The SX1232 includes a packet engine and top-level sequencer that can be used with a 64 byte FIFO to automate the entire process of packet transmission, reception and acknowledgment without incurring the consumption penalty common to many transceivers that feature an on-chip MCU. The integration reduces the external BoM to passive decoupling and impedance matching components and makes it suitable for access control applications where stable and constant RF performance is needed over the full operating range of the device down to 1.8 V.

Figure 3: Semtech has designed the SX1232 specifically for a large link budget for reliable RF connections.

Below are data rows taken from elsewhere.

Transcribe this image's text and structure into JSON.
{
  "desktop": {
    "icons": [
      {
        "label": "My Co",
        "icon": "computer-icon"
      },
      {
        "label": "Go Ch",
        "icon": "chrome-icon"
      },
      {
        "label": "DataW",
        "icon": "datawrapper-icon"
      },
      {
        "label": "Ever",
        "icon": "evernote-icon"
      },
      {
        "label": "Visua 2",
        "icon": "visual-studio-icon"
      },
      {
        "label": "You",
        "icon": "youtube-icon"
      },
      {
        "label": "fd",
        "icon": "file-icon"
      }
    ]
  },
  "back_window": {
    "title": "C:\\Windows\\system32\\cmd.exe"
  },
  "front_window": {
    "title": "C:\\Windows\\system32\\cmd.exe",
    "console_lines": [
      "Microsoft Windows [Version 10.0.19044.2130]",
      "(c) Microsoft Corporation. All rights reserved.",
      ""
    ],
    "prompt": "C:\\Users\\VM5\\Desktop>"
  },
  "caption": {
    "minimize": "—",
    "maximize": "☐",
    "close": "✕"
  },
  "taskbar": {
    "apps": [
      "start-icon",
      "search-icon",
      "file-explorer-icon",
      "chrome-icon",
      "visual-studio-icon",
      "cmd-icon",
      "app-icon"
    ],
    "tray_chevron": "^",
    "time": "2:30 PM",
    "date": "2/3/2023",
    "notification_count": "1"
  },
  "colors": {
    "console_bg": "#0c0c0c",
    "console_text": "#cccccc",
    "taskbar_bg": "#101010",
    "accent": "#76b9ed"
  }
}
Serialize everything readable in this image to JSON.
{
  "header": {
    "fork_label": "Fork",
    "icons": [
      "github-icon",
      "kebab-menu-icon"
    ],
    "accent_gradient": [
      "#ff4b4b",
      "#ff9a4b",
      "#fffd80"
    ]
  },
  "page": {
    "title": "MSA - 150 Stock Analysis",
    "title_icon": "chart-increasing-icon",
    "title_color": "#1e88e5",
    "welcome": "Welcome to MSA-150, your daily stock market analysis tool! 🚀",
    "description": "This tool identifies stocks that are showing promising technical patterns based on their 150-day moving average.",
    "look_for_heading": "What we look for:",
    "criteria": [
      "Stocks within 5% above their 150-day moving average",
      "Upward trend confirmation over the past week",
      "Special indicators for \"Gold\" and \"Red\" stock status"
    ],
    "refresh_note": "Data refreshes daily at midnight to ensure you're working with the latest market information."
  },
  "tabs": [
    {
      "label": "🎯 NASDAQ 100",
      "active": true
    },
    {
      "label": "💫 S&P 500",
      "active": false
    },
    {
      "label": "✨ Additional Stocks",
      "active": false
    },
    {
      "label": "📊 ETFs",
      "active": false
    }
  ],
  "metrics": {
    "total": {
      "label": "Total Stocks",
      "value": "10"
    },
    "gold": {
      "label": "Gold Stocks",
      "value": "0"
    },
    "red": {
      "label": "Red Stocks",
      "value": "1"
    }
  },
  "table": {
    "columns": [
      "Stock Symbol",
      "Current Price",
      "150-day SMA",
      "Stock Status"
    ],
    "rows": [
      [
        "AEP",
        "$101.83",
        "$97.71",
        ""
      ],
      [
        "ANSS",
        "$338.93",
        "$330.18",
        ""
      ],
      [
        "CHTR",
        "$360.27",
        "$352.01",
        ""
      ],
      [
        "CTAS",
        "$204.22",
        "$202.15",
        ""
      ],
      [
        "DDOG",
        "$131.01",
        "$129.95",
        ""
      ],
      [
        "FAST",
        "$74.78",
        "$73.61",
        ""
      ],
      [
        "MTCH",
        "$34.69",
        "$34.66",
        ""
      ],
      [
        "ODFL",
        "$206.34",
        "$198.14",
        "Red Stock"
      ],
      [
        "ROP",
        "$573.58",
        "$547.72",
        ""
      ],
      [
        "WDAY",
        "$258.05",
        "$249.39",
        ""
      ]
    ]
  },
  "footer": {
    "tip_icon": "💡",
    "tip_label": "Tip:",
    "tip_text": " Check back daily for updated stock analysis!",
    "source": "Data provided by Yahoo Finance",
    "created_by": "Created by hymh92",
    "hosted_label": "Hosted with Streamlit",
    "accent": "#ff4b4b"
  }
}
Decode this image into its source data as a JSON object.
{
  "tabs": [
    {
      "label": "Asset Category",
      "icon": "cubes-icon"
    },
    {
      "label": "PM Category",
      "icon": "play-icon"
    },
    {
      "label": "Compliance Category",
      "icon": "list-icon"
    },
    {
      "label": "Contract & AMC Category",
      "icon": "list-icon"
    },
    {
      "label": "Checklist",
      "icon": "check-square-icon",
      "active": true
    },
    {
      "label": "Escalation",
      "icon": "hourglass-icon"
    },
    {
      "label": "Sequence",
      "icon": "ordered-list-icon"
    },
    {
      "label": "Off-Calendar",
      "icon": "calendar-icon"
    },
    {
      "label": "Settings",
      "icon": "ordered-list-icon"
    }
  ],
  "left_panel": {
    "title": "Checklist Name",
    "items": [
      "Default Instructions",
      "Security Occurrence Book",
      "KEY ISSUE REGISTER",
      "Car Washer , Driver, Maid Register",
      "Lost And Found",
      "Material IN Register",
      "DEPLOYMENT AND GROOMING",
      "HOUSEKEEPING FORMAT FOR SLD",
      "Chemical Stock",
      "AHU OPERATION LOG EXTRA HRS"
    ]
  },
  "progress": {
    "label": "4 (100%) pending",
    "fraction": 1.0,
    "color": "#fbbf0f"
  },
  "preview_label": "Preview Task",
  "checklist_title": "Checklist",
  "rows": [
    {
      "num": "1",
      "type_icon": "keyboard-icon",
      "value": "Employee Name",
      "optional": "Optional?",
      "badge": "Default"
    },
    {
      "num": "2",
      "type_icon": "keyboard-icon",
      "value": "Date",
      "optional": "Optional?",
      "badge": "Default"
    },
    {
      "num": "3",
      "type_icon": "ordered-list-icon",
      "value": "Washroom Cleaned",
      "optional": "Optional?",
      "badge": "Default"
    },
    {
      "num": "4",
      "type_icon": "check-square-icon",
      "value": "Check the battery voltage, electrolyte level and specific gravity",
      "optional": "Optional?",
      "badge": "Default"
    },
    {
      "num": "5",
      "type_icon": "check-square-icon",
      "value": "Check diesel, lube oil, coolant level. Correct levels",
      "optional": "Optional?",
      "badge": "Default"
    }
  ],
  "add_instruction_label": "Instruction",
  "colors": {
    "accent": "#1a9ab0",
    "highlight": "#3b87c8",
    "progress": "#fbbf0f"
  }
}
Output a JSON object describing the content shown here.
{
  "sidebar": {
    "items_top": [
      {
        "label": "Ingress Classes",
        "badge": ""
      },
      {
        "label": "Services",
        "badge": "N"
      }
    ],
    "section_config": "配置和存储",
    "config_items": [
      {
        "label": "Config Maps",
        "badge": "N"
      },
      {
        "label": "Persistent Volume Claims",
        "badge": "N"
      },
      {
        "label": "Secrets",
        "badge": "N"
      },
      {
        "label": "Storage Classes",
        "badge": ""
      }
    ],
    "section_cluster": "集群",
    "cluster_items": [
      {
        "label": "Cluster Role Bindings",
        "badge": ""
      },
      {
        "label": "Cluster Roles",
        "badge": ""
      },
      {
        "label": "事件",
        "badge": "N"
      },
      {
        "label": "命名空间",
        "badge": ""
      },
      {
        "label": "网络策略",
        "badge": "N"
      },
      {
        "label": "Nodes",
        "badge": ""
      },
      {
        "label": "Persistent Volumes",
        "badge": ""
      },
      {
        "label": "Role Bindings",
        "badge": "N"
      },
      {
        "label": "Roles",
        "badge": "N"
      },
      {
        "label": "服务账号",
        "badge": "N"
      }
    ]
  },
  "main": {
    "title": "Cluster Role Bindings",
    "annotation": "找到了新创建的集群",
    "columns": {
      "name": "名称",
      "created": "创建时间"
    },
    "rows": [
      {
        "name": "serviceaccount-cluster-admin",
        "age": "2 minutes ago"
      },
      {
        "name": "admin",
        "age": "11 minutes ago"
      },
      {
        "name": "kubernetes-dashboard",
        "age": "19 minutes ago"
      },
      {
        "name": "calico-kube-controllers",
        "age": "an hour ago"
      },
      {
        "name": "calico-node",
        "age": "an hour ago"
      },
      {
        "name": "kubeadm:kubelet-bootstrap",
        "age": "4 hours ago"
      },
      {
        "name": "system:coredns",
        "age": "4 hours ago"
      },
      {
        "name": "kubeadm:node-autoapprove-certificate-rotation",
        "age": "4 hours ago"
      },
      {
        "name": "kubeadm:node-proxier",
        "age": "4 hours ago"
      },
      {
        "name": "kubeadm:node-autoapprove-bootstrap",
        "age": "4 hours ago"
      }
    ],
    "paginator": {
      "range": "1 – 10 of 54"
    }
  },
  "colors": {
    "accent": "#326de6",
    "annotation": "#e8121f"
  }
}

The SX1232 is intended for applications requiring high sensitivity and low receive current. Coupling the digital state machine with an RF front-end capable of delivering a link budget of 143 dB (-123 dBm sensitivity in conjunction with 20 dBm Pout) in a 5 x 5 mm QFN 24 lead package. The low-IF architecture is deliberately optimized for the low modulation index and narrow band operation used in the sub-GHz ISM band. A pair of sigma-delta ADCs handle the data conversion from the low IF, with all subsequent signal processing and demodulation performed in the digital domain. The digital state machine also controls the automatic frequency correction (AFC), received signal strength indicator (RSSI), and automatic gain control (AGC).

Sigma Designs has combined its Z-Wave transceiver and controller into a single System-in-Package (SiP) module. The ZM5101 combines a Z-Wave SD3502 SoC (with a built-in microcontroller and Z-Wave RF transceiver), crystal, and passive RF components within a single 8 mm x 8 mm module for small-footprint, single microcontroller products such as access control. It provides data rates up to 100 kbit/s with 128 kB Flash and 16 kB SRAM for code, as well as hardware-assisted frequency agility, enabling the module to switch away from a noisy channel to one of three others without communication or software overhead. The very-low sleep current of 1 µA addresses the growing need for longer battery life, while a 128-bit AES engine supports the need for encrypting the link.

This is possible through the Z-Wave protocol, which has been defined at the application layer and through a comprehensive certification program using the ITU-T G.9959 PHY and MAC, an international standard that is maintained by Z-Wave Alliance. This uses low-power sub-1 GHz RF protocol and works within a mesh topology.

The main benefit from this is that the interoperability is built in at the application layer, so there is a wide range of devices that will work together. This makes it easier to build a secure access control system that links to other devices such as a PC, tablet or smartphone. The mesh element of the network means that each device within a Z-Wave network can relay signals to the other devices, this allows the network to be extended easily and made even more robust with more connected devices. Up to 232 Z-Wave devices can connect to a Z-Wave hub. Z-Wave is ideal for homes and small businesses.

The protocol also extends up into the network with the Z-Ware IP gateway reference design. This allows each Z-Wave device – such as a lock or access controller - to have a unique IP address and can support IP capable applications. The ZIPR IP gateway then handles all the communication between Z-Wave and Z-Wave for IP in a similar way that a home router handles the communication between the home PC and the Internet.


A wide range of options exists for access control design in the sub-GHz ISM bands. From ultra-low-power single transceivers to standard modules, up to proprietary protocols, designers can make use of the range of the RF links to trade off time-to-market, design complexity, battery life and performance with a wide range of features.